ANDREW LAHSER
AI Engineering

Agents, Not Chatbots

genai

Everyone’s building chatbots. The interesting work is in agents.

A chatbot answers questions. An agent does things. The difference matters because the hard problems in AI right now aren’t about generating text — they’re about acting reliably in the world. Reading files. Making API calls. Handling errors. Knowing when to ask for help versus when to push through.

The architecture that works: give the agent tools, a clear mandate, and a workspace. Let it figure out the execution. Don’t micromanage the steps — define the outcome.

What I’ve learned running agents in production:

  1. Memory is everything. An agent without persistent memory is a goldfish with superpowers. It’ll do amazing things and then forget all of them.

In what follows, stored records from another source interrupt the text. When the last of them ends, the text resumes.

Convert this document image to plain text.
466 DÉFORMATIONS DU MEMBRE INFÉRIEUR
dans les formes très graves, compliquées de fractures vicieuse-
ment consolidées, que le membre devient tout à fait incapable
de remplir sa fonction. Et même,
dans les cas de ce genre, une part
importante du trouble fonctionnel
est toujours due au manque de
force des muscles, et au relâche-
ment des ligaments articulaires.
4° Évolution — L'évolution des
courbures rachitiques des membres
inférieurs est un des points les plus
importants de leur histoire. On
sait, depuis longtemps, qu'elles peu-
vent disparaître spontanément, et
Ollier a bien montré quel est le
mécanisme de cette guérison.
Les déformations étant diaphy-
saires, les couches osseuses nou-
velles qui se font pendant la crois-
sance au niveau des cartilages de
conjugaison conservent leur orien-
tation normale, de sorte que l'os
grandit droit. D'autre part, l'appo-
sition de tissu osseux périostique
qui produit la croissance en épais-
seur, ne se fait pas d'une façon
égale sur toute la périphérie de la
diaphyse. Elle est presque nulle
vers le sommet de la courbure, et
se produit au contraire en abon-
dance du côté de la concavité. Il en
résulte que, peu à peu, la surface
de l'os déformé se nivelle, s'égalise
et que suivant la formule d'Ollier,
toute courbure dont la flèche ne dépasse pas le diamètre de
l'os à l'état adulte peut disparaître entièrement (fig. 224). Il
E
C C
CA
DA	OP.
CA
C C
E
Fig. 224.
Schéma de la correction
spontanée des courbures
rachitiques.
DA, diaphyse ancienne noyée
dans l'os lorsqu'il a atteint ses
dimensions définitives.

  2. Tool use > reasoning. The smartest model in the world is useless if it can’t read a file or make an HTTP request. Give it hands before you give it a bigger brain.

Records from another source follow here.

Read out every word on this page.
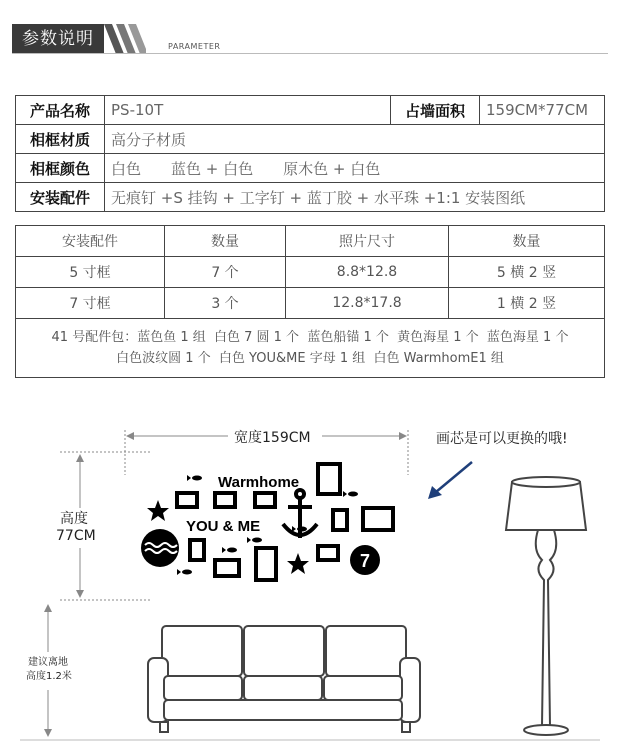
参数说明	PARAMETER
产品名称	PS-10T	占墙面积	159CM*77CM
相框材质	高分子材质		
相框颜色	白色　　蓝色 + 白色　　原木色 + 白色		
安装配件	无痕钉 +S 挂钩 + 工字钉 + 蓝丁胶 + 水平珠 +1:1 安装图纸		
安装配件	数量	照片尺寸	数量
5 寸框	7 个	8.8*12.8	5 横 2 竖
7 寸框	3 个	12.8*17.8	1 横 2 竖

41 号配件包：蓝色鱼 1 组  白色 7 圆 1 个  蓝色船锚 1 个  黄色海星 1 个  蓝色海星 1 个
白色波纹圆 1 个  白色 YOU&ME 字母 1 组  白色 WarmhomE1 组			
7
Warmhome
YOU & ME
宽度159CM
高度
77CM
建议离地
高度1.2米
画芯是可以更换的哦!
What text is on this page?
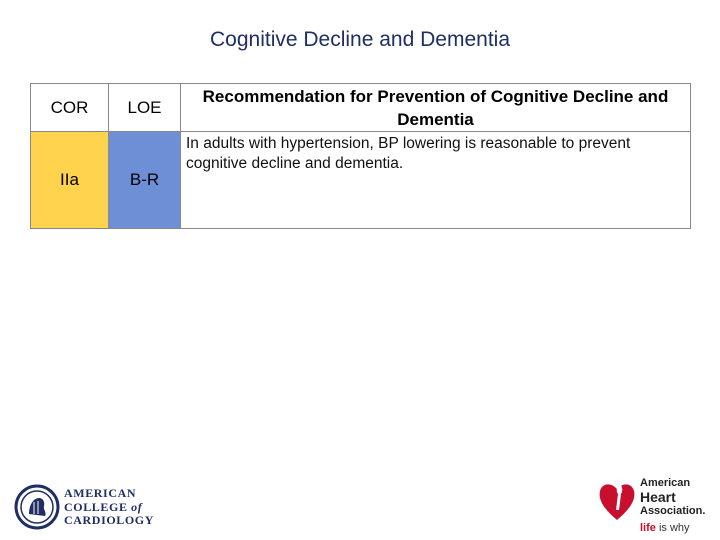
Cognitive Decline and Dementia
COR	LOE	Recommendation for Prevention of Cognitive Decline and Dementia
IIa	B-R	In adults with hypertension, BP lowering is reasonable to prevent cognitive decline and dementia.
AMERICAN
COLLEGE of
CARDIOLOGY
American
Heart
Association.
life is why
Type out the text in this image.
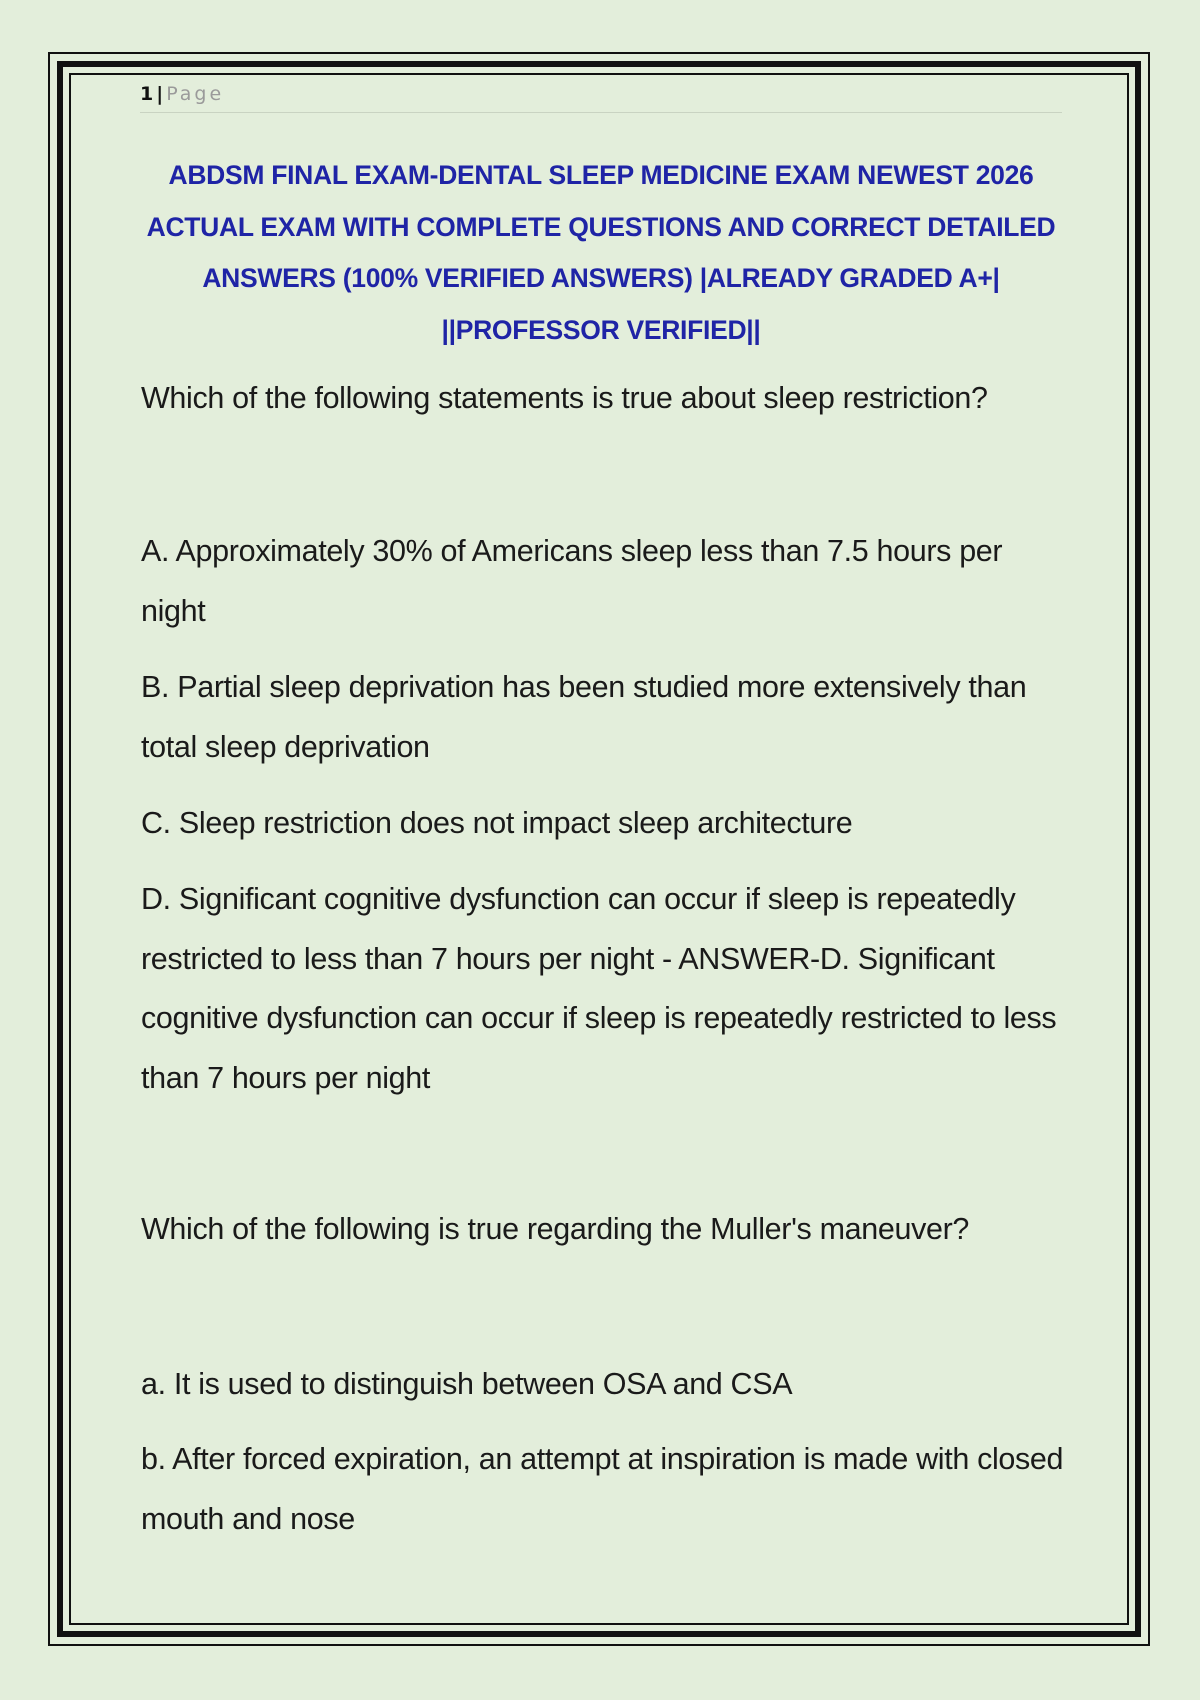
1 | Page
ABDSM FINAL EXAM-DENTAL SLEEP MEDICINE EXAM NEWEST 2026 ACTUAL EXAM WITH COMPLETE QUESTIONS AND CORRECT DETAILED ANSWERS (100% VERIFIED ANSWERS) |ALREADY GRADED A+| ||PROFESSOR VERIFIED||
Which of the following statements is true about sleep restriction?
A. Approximately 30% of Americans sleep less than 7.5 hours per night
B. Partial sleep deprivation has been studied more extensively than total sleep deprivation
C. Sleep restriction does not impact sleep architecture
D. Significant cognitive dysfunction can occur if sleep is repeatedly restricted to less than 7 hours per night - ANSWER-D. Significant cognitive dysfunction can occur if sleep is repeatedly restricted to less than 7 hours per night
Which of the following is true regarding the Muller's maneuver?
a. It is used to distinguish between OSA and CSA
b. After forced expiration, an attempt at inspiration is made with closed mouth and nose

  3. Trust is gradual. Start with read-only access. Expand to internal actions. Only give external capabilities (sending emails, posting publicly) after you’ve seen it behave.

  4. Failure modes matter more than success modes. Any agent can succeed on the happy path. The question is what happens when the API returns a 500, or the file doesn’t exist, or the user asks for something ambiguous.

The chatbot era was the warm-up. The agent era is where it gets real.